Add new feature of SafeLoRA #2201

chiayi-hsu · 2024-11-06T17:27:15Z

The pull request was closed due to syncing with the latest version of PEFT, so I have requested the pull request again.
I have made all the necessary changes based on our previous conversations in this version.

If there are any issues, please let me know.

Thank you.

…method of loading the peft config.

BenjaminBossan

Thanks for the update to the SafeLoRA PR. I did another review and found a few areas to improve. Please take a look. Also, please run make style once you're finished with your changed.

examples/safelora/README.md

BenjaminBossan · 2024-11-07T18:17:47Z

examples/safelora/README.md

+                            save_weights=True)
+
+final_lora_weight = apply_safelora(config)
+


Can we add a bit more to the example. For instance, how to save and load these weights?

I have added more descriptions to the example.
If you feel there are still any missing parts, please let me know.

BenjaminBossan · 2024-11-07T18:18:11Z

examples/safelora/README.md

+config = SafeLoraConfig(base_model_path='../LLM_Models/llama-2-7b-hf/',\
+                            aligned_model_path='../LLM_Models/llama-2-7b-chat-fp16/',


Let's use the HF model ids for these two.

Has been modified.

BenjaminBossan · 2024-11-07T18:20:13Z

src/peft/utils/safelora.py

+            peft_weights = {name: f.get_tensor(name).to(safelora_config.dtype) for name in f.keys()}
+        else:
+            peft_weights = {name: f.get_tensor(name).to(safelora_config.dtype) for name in f.keys()}


These 2 lines are identical

Has been modified.

- if (safelora_config.devices).lower() == "cpu": - peft_weights = {name: f.get_tensor(name).to(safelora_config.dtype) for name in f.keys()} - else: - peft_weights = {name: f.get_tensor(name).to(safelora_config.dtype) for name in f.keys()} + peft_weights = {name: f.get_tensor(name).to(safelora_config.dtype) for name in f.keys()}

BenjaminBossan · 2024-11-07T18:31:17Z

src/peft/utils/safelora.py

+    ]
+    align_model_parameters = [
+        name for name in sl_align.weight_map.keys() if any(v in name for v in list(peft_config.target_modules))
+    ]


Should we also check that base_model_parameters and align_model_parameters are the same?
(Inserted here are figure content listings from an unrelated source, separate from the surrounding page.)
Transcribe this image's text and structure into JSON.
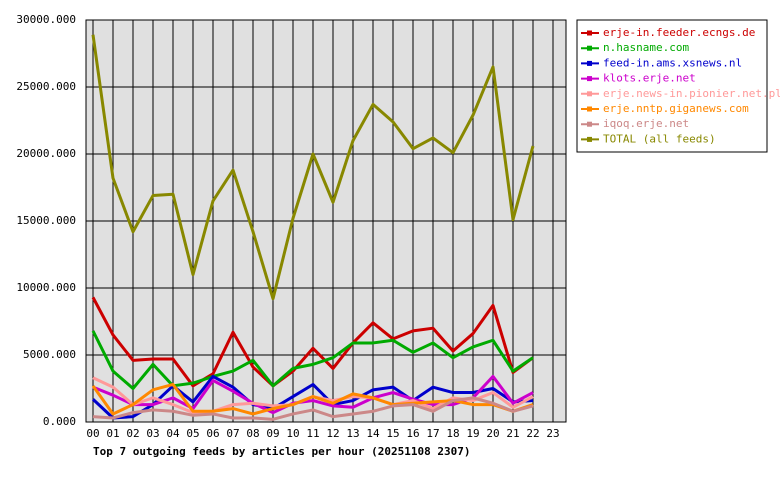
{
  "chart_data": {
    "type": "line",
    "title": "Top 7 outgoing feeds by articles per hour (20251108 2307)",
    "categories": [
      "00",
      "01",
      "02",
      "03",
      "04",
      "05",
      "06",
      "07",
      "08",
      "09",
      "10",
      "11",
      "12",
      "13",
      "14",
      "15",
      "16",
      "17",
      "18",
      "19",
      "20",
      "21",
      "22",
      "23"
    ],
    "ylim": [
      0,
      30000
    ],
    "yticks": [
      {
        "value": 0,
        "label": "0.000"
      },
      {
        "value": 5000,
        "label": "5000.000"
      },
      {
        "value": 10000,
        "label": "10000.000"
      },
      {
        "value": 15000,
        "label": "15000.000"
      },
      {
        "value": 20000,
        "label": "20000.000"
      },
      {
        "value": 25000,
        "label": "25000.000"
      },
      {
        "value": 30000,
        "label": "30000.000"
      }
    ],
    "grid": true,
    "legend": "right",
    "series": [
      {
        "name": "erje-in.feeder.ecngs.de",
        "color": "#cc0000",
        "values": [
          9300,
          6500,
          4600,
          4700,
          4700,
          2700,
          3600,
          6700,
          4100,
          2700,
          3800,
          5500,
          4000,
          5900,
          7400,
          6200,
          6800,
          7000,
          5300,
          6600,
          8700,
          3700,
          4800,
          null
        ]
      },
      {
        "name": "n.hasname.com",
        "color": "#00aa00",
        "values": [
          6800,
          3800,
          2500,
          4300,
          2700,
          2900,
          3400,
          3800,
          4600,
          2700,
          4000,
          4300,
          4800,
          5900,
          5900,
          6100,
          5200,
          5900,
          4800,
          5600,
          6100,
          3800,
          4800,
          null
        ]
      },
      {
        "name": "feed-in.ams.xsnews.nl",
        "color": "#0000cc",
        "values": [
          1700,
          300,
          400,
          1300,
          2700,
          1500,
          3400,
          2600,
          1300,
          1000,
          1900,
          2800,
          1300,
          1600,
          2400,
          2600,
          1600,
          2600,
          2200,
          2200,
          2500,
          1500,
          1600,
          null
        ]
      },
      {
        "name": "klots.erje.net",
        "color": "#cc00cc",
        "values": [
          2600,
          2000,
          1300,
          1300,
          1800,
          1000,
          3100,
          2300,
          1400,
          700,
          1400,
          1600,
          1200,
          1100,
          1800,
          2200,
          1700,
          1300,
          1300,
          1800,
          3400,
          1400,
          2200,
          null
        ]
      },
      {
        "name": "erje.news-in.pionier.net.pl",
        "color": "#ff9999",
        "values": [
          3300,
          2600,
          1300,
          1800,
          1300,
          700,
          800,
          1300,
          1400,
          1200,
          1300,
          1900,
          1600,
          1900,
          1800,
          1300,
          1600,
          1000,
          1800,
          1600,
          2200,
          1100,
          1900,
          null
        ]
      },
      {
        "name": "erje.nntp.giganews.com",
        "color": "#ff8800",
        "values": [
          2700,
          600,
          1300,
          2400,
          2800,
          800,
          800,
          1000,
          600,
          1000,
          1300,
          1900,
          1400,
          2100,
          1800,
          1300,
          1400,
          1500,
          1600,
          1300,
          1300,
          800,
          1300,
          null
        ]
      },
      {
        "name": "iqoq.erje.net",
        "color": "#cc8888",
        "values": [
          400,
          300,
          700,
          900,
          800,
          500,
          600,
          300,
          300,
          200,
          600,
          900,
          400,
          600,
          800,
          1200,
          1300,
          800,
          1600,
          1800,
          1400,
          800,
          1200,
          null
        ]
      },
      {
        "name": "TOTAL (all feeds)",
        "color": "#888800",
        "values": [
          28900,
          18200,
          14200,
          16900,
          17000,
          11000,
          16500,
          18800,
          14200,
          9200,
          15200,
          20000,
          16400,
          21000,
          23700,
          22400,
          20400,
          21200,
          20100,
          22900,
          26500,
          15100,
          20600,
          null
        ]
      }
    ]
  }
}
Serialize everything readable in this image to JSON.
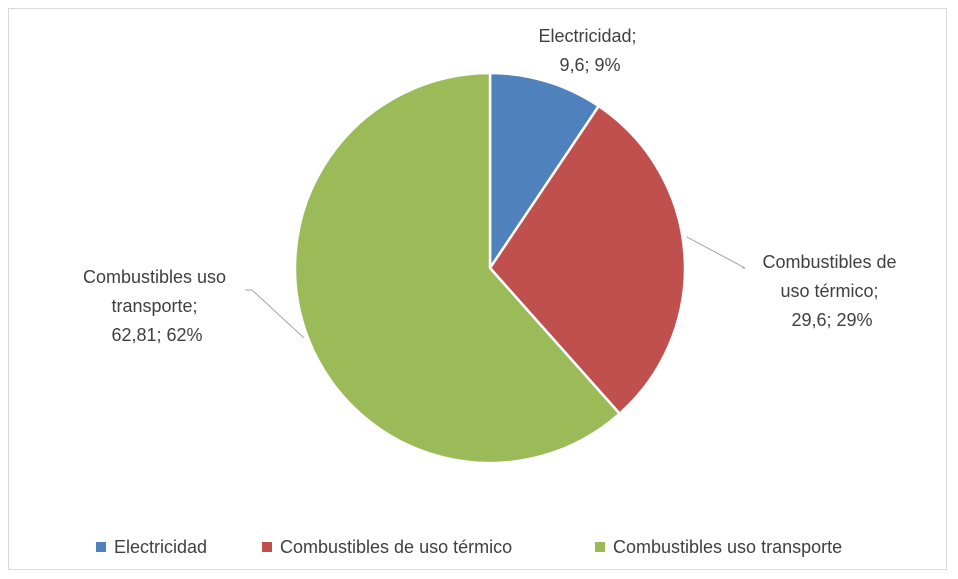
{
  "chart_data": {
    "type": "pie",
    "title": "",
    "slices": [
      {
        "name": "Electricidad",
        "value": 9.6,
        "percent": 9,
        "color": "#4f81bd"
      },
      {
        "name": "Combustibles de uso térmico",
        "value": 29.6,
        "percent": 29,
        "color": "#c0504d"
      },
      {
        "name": "Combustibles uso transporte",
        "value": 62.81,
        "percent": 62,
        "color": "#9bbb59"
      }
    ],
    "data_labels": [
      [
        "Electricidad;",
        "9,6; 9%"
      ],
      [
        "Combustibles de",
        "uso térmico;",
        "29,6; 29%"
      ],
      [
        "Combustibles uso",
        "transporte;",
        "62,81; 62%"
      ]
    ],
    "legend": {
      "position": "bottom",
      "items": [
        "Electricidad",
        "Combustibles de uso térmico",
        "Combustibles uso transporte"
      ]
    }
  }
}
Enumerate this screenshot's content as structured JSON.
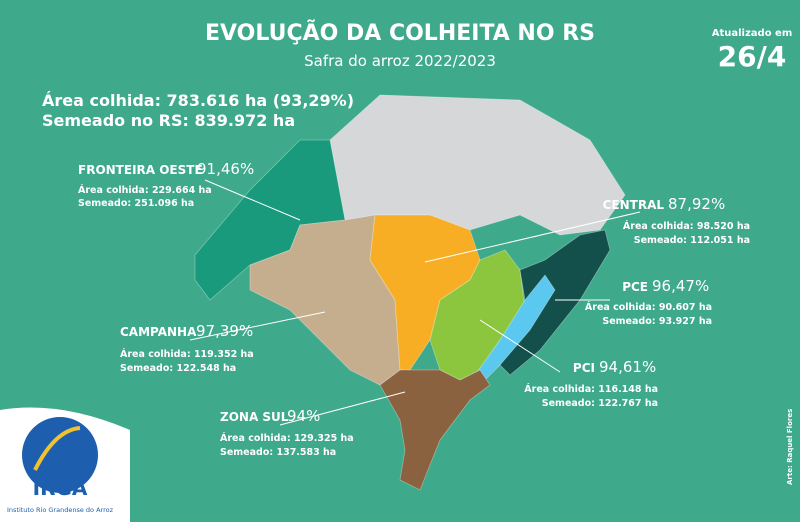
{
  "header": {
    "title": "EVOLUÇÃO DA COLHEITA NO RS",
    "subtitle": "Safra do arroz 2022/2023",
    "updated_label": "Atualizado em",
    "updated_date": "26/4"
  },
  "totals": {
    "harvested": "Área colhida: 783.616 ha (93,29%)",
    "sown": "Semeado no RS: 839.972 ha"
  },
  "regions": [
    {
      "name": "FRONTEIRA OESTE",
      "percent": "91,46%",
      "harvested": "Área colhida: 229.664 ha",
      "sown": "Semeado: 251.096 ha"
    },
    {
      "name": "CENTRAL",
      "percent": "87,92%",
      "harvested": "Área colhida: 98.520 ha",
      "sown": "Semeado: 112.051 ha"
    },
    {
      "name": "PCE",
      "percent": "96,47%",
      "harvested": "Área colhida: 90.607 ha",
      "sown": "Semeado: 93.927 ha"
    },
    {
      "name": "CAMPANHA",
      "percent": "97,39%",
      "harvested": "Área colhida: 119.352 ha",
      "sown": "Semeado: 122.548 ha"
    },
    {
      "name": "PCI",
      "percent": "94,61%",
      "harvested": "Área colhida: 116.148 ha",
      "sown": "Semeado: 122.767 ha"
    },
    {
      "name": "ZONA SUL",
      "percent": "94%",
      "harvested": "Área colhida: 129.325 ha",
      "sown": "Semeado: 137.583 ha"
    }
  ],
  "logo": {
    "acronym": "IRGA",
    "name": "Instituto Rio Grandense do Arroz"
  },
  "credit": "Arte: Raquel Flores"
}
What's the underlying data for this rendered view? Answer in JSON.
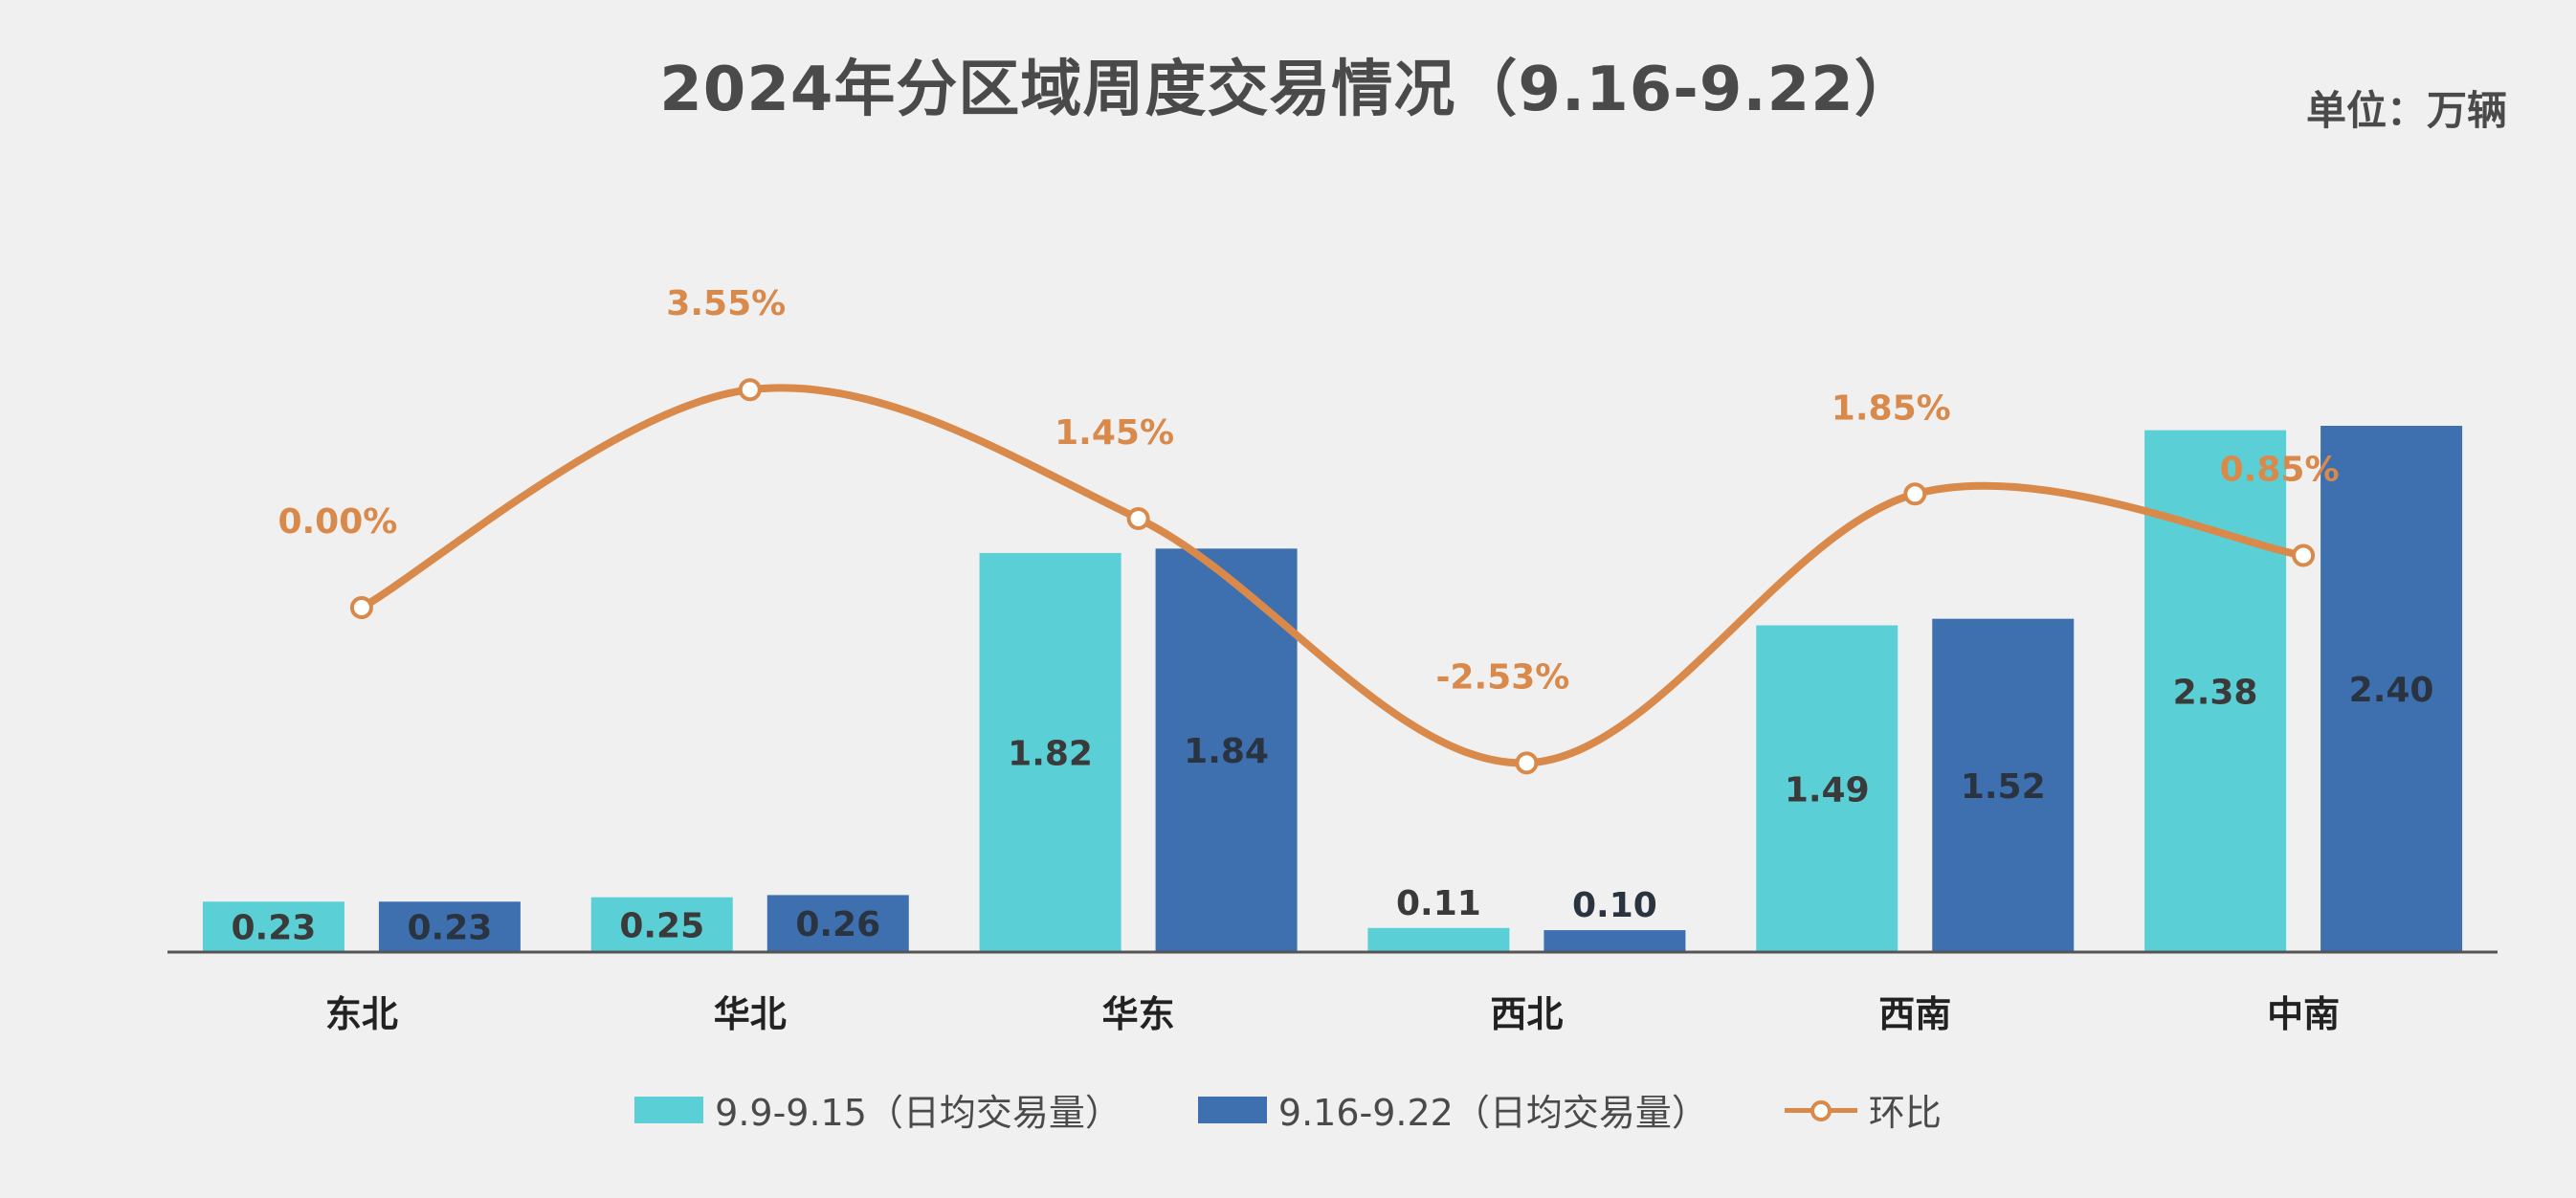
{
  "title": "2024年分区域周度交易情况（9.16-9.22）",
  "unit": "单位：万辆",
  "colors": {
    "series1": "#5bcfd6",
    "series2": "#3e6fae",
    "line": "#d9894a",
    "axis": "#555555",
    "background": "#f0f0f0"
  },
  "chart_data": {
    "type": "bar",
    "title": "2024年分区域周度交易情况（9.16-9.22）",
    "categories": [
      "东北",
      "华北",
      "华东",
      "西北",
      "西南",
      "中南"
    ],
    "series": [
      {
        "name": "9.9-9.15（日均交易量）",
        "values": [
          0.23,
          0.25,
          1.82,
          0.11,
          1.49,
          2.38
        ],
        "labels": [
          "0.23",
          "0.25",
          "1.82",
          "0.11",
          "1.49",
          "2.38"
        ]
      },
      {
        "name": "9.16-9.22（日均交易量）",
        "values": [
          0.23,
          0.26,
          1.84,
          0.1,
          1.52,
          2.4
        ],
        "labels": [
          "0.23",
          "0.26",
          "1.84",
          "0.10",
          "1.52",
          "2.40"
        ]
      }
    ],
    "line_series": {
      "name": "环比",
      "values": [
        0.0,
        3.55,
        1.45,
        -2.53,
        1.85,
        0.85
      ],
      "labels": [
        "0.00%",
        "3.55%",
        "1.45%",
        "-2.53%",
        "1.85%",
        "0.85%"
      ],
      "axis": "secondary",
      "ylim": [
        -6,
        6
      ]
    },
    "ylim": [
      0,
      2.4
    ],
    "legend_position": "bottom",
    "grid": false
  }
}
I have added a check to verify if the model weights are the same.

+ if (sl_base.get_tensor(name_base) == sl_align.get_tensor(name_align)).all(): + raise ValueError("The weights of the base Model and the aligned Model should be different.")

I meant something else. Would we expect that base_model_parameters == align_model_parameters? If not, under what circumstances would they differ?

Still open.

BenjaminBossan · 2024-11-07T18:32:14Z

src/peft/utils/safelora.py

+    return safety_vector
+
+
+def project_weights(configs, peft_weights, v):


Let's rename configs to config or safelora_config.

Has been modified.

BenjaminBossan · 2024-11-07T18:33:18Z

src/peft/utils/safelora.py

+        metadata={"help": "The path of the LoRA wieghts and configs."},
+    )
+
+    select_layers_type: str = field(


Instead of str, we can annotate this as Literal["threshold", "number"].

Has been modified.

src/peft/utils/safelora.py

BenjaminBossan · 2024-11-07T18:35:15Z

examples/safelora/safelora_inference.py

+                            select_layers_type='threshold',
+                            save_weights=True)
+
+final_lora_weight = apply_safelora(config)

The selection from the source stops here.